Poco a poco, y a la vez tan veloces como los fugaces recuerdos que dejaban.

Unos dos, tres años...tal vez cuatro.

A Joseph no le importaba mucho aquel conteo de tiempo, u al menos no le solía importar hasta que...

— Joseph — le llamo una voz suave y madura, teniendo cerca de él a su amado creador al cual no dudó en sonreír en respuesta — ya es hora de irnos, ¿Estás muy ocupado? — negó, mientras se levantaba y seguía al más alto.

Carl Aesop le guiaba fuera de casa, como cada año que se había vuelto una costumbre aquello de salir.

En esa ocasión el cielo estaba nublado, y tal vez no pudieran lograr su cometido de ver las estrellas.

Joseph miraba al atardecer y luego a la espalda ajena, más ancha y fornida. Admiraba los cabellos grises, más largos y delicados que antes, siendo acompañados por algunos tan blancos como los que él tenía.

Al caer la penumbra de la noche, ambos ya se hallaban a la cima del lugar donde solían ir cada año, siendo altamente suertudos de que el cielo se estuviera despejando.

Se sentaron a la par, mientras el artesano conversaba y reía ante estar envejeciendo, elogiandolo porque probablemente fuera eterno.

Aunque aquello...no le parecía, algo bueno en lo absoluto.

Aquel día ambos se mantuvieron lado a lado, mientras su creador le contaba de viejas leyendas y de sus días de niño, reía y miraba a un punto vacío con anhelo.

Cada vez que le miraba a él, con esa hermosa sonrisa y ojos cansados, olvidaba por completo el escucharlo y se concentraba en una sola cosa.

El fuerte zumbido retumbante de su alma.

— mira Joseph — pronunció su acompañante aquella noche, señalando al cielo lo que parecía ser un cometa moviéndose de un lado a otro de forma preciosa — tu primer cometa — le miró sonriente, en una manera tan pacífica...que simplemente lo hacía sentirse inmerso y lejano. El contrario volvió a mirar al cielo — ¿No es precioso? — pregunto, de una manera que le hizo sentir realmente feliz y hacer poco uso de razón sobre sus movimientos.

No tardó en removerse acercándose al artesano con delicadeza, haciendo caso omiso al igual que poco ruido.

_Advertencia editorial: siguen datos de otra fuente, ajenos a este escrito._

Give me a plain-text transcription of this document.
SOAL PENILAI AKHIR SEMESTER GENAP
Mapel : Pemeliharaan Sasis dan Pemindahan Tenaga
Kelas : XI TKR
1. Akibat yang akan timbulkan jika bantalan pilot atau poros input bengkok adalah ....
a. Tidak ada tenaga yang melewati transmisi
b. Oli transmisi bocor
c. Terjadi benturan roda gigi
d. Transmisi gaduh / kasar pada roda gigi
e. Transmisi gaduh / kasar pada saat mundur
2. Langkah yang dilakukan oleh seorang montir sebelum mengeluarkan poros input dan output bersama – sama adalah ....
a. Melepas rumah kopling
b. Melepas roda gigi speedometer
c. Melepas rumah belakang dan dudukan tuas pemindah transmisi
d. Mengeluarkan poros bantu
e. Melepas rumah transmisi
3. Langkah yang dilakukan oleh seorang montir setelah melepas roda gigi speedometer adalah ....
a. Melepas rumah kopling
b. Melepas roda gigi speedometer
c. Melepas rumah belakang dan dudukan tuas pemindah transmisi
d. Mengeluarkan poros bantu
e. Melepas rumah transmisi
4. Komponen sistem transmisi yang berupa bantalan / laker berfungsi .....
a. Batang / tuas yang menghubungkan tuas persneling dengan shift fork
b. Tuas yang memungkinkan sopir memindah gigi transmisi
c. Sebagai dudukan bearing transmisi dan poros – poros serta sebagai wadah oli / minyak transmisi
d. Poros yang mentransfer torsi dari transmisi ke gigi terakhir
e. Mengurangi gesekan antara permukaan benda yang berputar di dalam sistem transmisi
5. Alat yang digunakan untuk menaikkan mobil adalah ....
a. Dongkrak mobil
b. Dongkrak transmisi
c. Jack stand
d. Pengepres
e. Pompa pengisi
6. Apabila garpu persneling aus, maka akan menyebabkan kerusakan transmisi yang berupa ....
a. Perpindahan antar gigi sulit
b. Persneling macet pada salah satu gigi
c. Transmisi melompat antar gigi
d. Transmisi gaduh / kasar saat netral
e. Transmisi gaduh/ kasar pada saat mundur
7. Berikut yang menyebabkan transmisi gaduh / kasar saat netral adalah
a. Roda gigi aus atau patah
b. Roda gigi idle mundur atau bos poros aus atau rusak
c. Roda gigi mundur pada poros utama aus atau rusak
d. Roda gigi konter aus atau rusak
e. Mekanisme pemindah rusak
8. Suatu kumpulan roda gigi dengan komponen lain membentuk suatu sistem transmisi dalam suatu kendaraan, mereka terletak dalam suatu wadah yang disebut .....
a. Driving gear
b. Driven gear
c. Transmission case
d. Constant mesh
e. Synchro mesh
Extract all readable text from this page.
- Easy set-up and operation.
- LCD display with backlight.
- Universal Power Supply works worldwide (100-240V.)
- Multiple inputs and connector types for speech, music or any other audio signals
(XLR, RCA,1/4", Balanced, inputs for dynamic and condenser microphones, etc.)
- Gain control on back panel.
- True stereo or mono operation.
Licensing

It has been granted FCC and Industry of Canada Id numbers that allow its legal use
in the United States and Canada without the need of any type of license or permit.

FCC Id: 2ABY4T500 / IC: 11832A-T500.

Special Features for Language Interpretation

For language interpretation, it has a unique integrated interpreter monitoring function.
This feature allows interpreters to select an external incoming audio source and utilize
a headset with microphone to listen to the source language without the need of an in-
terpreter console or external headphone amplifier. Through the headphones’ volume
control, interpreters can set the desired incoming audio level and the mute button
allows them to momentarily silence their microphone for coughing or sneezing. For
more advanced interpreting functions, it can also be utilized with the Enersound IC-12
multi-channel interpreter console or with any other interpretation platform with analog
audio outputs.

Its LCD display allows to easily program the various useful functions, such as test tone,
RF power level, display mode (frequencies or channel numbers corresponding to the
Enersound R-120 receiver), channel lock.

El de cabellos grises pretendía volver a llamarle, cosa que no dejaría que pasase bajo su poco uso de razón.

Allí, a la luz de las estrellas y bajo la promesa de un cometa qué tal vez nunca volvería a ver, a expectativa y sorpresa de un enrojecido Carl Aesop.

Le besó

Le besó con dulzura, se removió con rudeza, deslizó sus manos por las mejillas rojas y calientes como las suyas con pasión.

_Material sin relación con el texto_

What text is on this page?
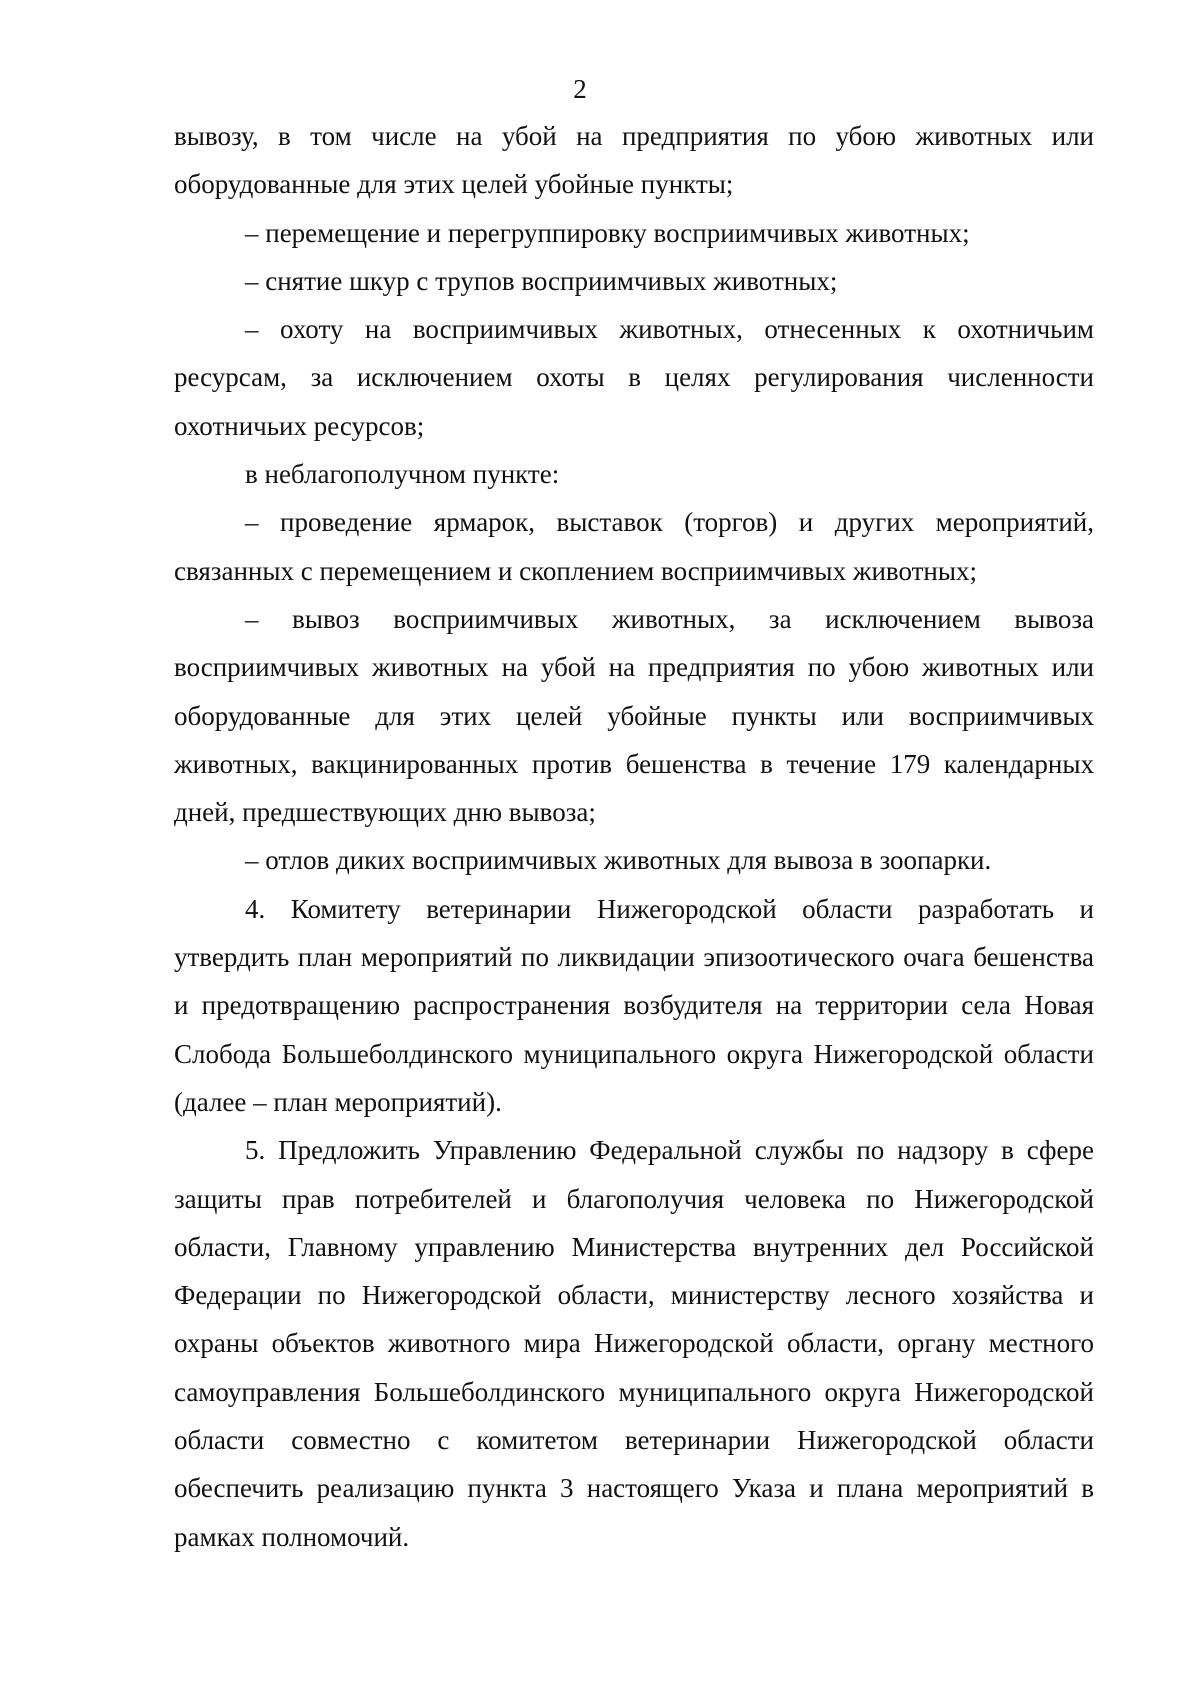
2

вывозу, в том числе на убой на предприятия по убою животных или оборудованные для этих целей убойные пункты;

– перемещение и перегруппировку восприимчивых животных;

– снятие шкур с трупов восприимчивых животных;

– охоту на восприимчивых животных, отнесенных к охотничьим ресурсам, за исключением охоты в целях регулирования численности охотничьих ресурсов;

в неблагополучном пункте:

– проведение ярмарок, выставок (торгов) и других мероприятий, связанных с перемещением и скоплением восприимчивых животных;

– вывоз восприимчивых животных, за исключением вывоза восприимчивых животных на убой на предприятия по убою животных или оборудованные для этих целей убойные пункты или восприимчивых животных, вакцинированных против бешенства в течение 179 календарных дней, предшествующих дню вывоза;

– отлов диких восприимчивых животных для вывоза в зоопарки.

4. Комитету ветеринарии Нижегородской области разработать и утвердить план мероприятий по ликвидации эпизоотического очага бешенства и предотвращению распространения возбудителя на территории села Новая Слобода Большеболдинского муниципального округа Нижегородской области (далее – план мероприятий).

5. Предложить Управлению Федеральной службы по надзору в сфере защиты прав потребителей и благополучия человека по Нижегородской области, Главному управлению Министерства внутренних дел Российской Федерации по Нижегородской области, министерству лесного хозяйства и охраны объектов животного мира Нижегородской области, органу местного самоуправления Большеболдинского муниципального округа Нижегородской области совместно с комитетом ветеринарии Нижегородской области обеспечить реализацию пункта 3 настоящего Указа и плана мероприятий в рамках полномочий.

Ya estaba harto de esperar, el respondería primero ante el creador.

Aesop, con toque nervioso y notablemente shockeado, poco a poco le correspondió provocándole unas inmensas ganas de llorar de felicidad.

Las grandes y desgastadas manos por el talle de madera se posaron sobre su cintura, haciendo cuenta al aferrarse y no soltarle durante un buen rato.

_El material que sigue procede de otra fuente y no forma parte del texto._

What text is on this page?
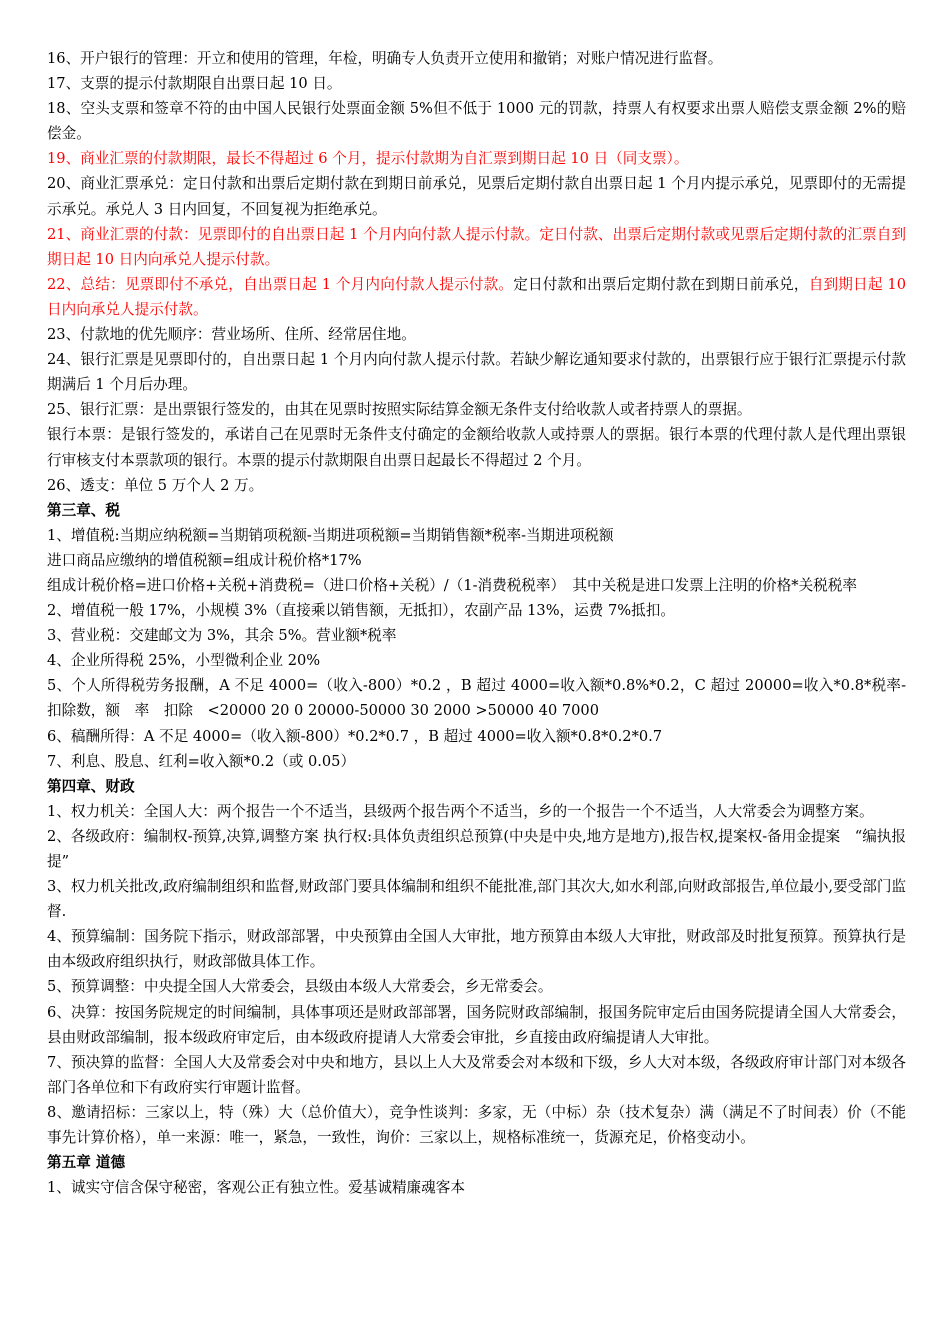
16、开户银行的管理：开立和使用的管理，年检，明确专人负责开立使用和撤销；对账户情况进行监督。

17、支票的提示付款期限自出票日起 10 日。

18、空头支票和签章不符的由中国人民银行处票面金额 5%但不低于 1000 元的罚款，持票人有权要求出票人赔偿支票金额 2%的赔偿金。

19、商业汇票的付款期限，最长不得超过 6 个月，提示付款期为自汇票到期日起 10 日（同支票）。

20、商业汇票承兑：定日付款和出票后定期付款在到期日前承兑，见票后定期付款自出票日起 1 个月内提示承兑，见票即付的无需提示承兑。承兑人 3 日内回复，不回复视为拒绝承兑。

21、商业汇票的付款：见票即付的自出票日起 1 个月内向付款人提示付款。定日付款、出票后定期付款或见票后定期付款的汇票自到期日起 10 日内向承兑人提示付款。

22、总结：见票即付不承兑，自出票日起 1 个月内向付款人提示付款。定日付款和出票后定期付款在到期日前承兑，自到期日起 10 日内向承兑人提示付款。

23、付款地的优先顺序：营业场所、住所、经常居住地。

24、银行汇票是见票即付的，自出票日起 1 个月内向付款人提示付款。若缺少解讫通知要求付款的，出票银行应于银行汇票提示付款期满后 1 个月后办理。

25、银行汇票：是出票银行签发的，由其在见票时按照实际结算金额无条件支付给收款人或者持票人的票据。

银行本票：是银行签发的，承诺自己在见票时无条件支付确定的金额给收款人或持票人的票据。银行本票的代理付款人是代理出票银行审核支付本票款项的银行。本票的提示付款期限自出票日起最长不得超过 2 个月。

26、透支：单位 5 万个人 2 万。

第三章、税

1、增值税:当期应纳税额=当期销项税额-当期进项税额=当期销售额*税率-当期进项税额

进口商品应缴纳的增值税额=组成计税价格*17%

组成计税价格=进口价格+关税+消费税=（进口价格+关税）/（1-消费税税率）　其中关税是进口发票上注明的价格*关税税率

2、增值税一般 17%，小规模 3%（直接乘以销售额，无抵扣），农副产品 13%，运费 7%抵扣。

3、营业税：交建邮文为 3%，其余 5%。营业额*税率

4、企业所得税 25%，小型微利企业 20%

5、个人所得税劳务报酬，A 不足 4000=（收入-800）*0.2 ，B 超过 4000=收入额*0.8%*0.2，C 超过 20000=收入*0.8*税率-扣除数，额　率　扣除　<20000 20 0 20000-50000 30 2000 >50000 40 7000

6、稿酬所得：A 不足 4000=（收入额-800）*0.2*0.7 ，B 超过 4000=收入额*0.8*0.2*0.7

7、利息、股息、红利=收入额*0.2（或 0.05）

第四章、财政

1、权力机关：全国人大：两个报告一个不适当，县级两个报告两个不适当，乡的一个报告一个不适当，人大常委会为调整方案。

2、各级政府：编制权-预算,决算,调整方案 执行权:具体负责组织总预算(中央是中央,地方是地方),报告权,提案权-备用金提案　“编执报提”

3、权力机关批改,政府编制组织和监督,财政部门要具体编制和组织不能批准,部门其次大,如水利部,向财政部报告,单位最小,要受部门监督.

4、预算编制：国务院下指示，财政部部署，中央预算由全国人大审批，地方预算由本级人大审批，财政部及时批复预算。预算执行是由本级政府组织执行，财政部做具体工作。

5、预算调整：中央提全国人大常委会，县级由本级人大常委会，乡无常委会。

6、决算：按国务院规定的时间编制，具体事项还是财政部部署，国务院财政部编制，报国务院审定后由国务院提请全国人大常委会，县由财政部编制，报本级政府审定后，由本级政府提请人大常委会审批，乡直接由政府编提请人大审批。

7、预决算的监督：全国人大及常委会对中央和地方，县以上人大及常委会对本级和下级，乡人大对本级，各级政府审计部门对本级各部门各单位和下有政府实行审题计监督。

8、邀请招标：三家以上，特（殊）大（总价值大），竞争性谈判：多家，无（中标）杂（技术复杂）满（满足不了时间表）价（不能事先计算价格），单一来源：唯一，紧急，一致性，询价：三家以上，规格标准统一，货源充足，价格变动小。

第五章 道德

1、诚实守信含保守秘密，客观公正有独立性。爱基诚精廉魂客本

Entonces, Joseph presionó más sus labios de porcelana contra los carnosos, desesperado, sintiendo que se le escaparía en algún momento de entre las manos.

Carl Aesop también respondía, presionandole devuelta hasta llevarle al suelo, sobre aquella manta que llevaba consigo cada año diferente. Jadeo, mientras sus dedos de madera se hundían en los hombros del artesano.

Mientras los cabellos se revolvían.

Mientras el cuerpo ajeno se posaba entre sus piernas para encajar.

Mientras la respiración contraria se volvía descontrolada.

Y mientras el afecto y el deseo por sentir el calor humano de quien le acompañaba, le abrumaba hasta tal punto de volverle loco.

Entonces allí, bajo las estrellas, una aparente lluvia de cometas y una hermosa luna, Carl Aesop le miró.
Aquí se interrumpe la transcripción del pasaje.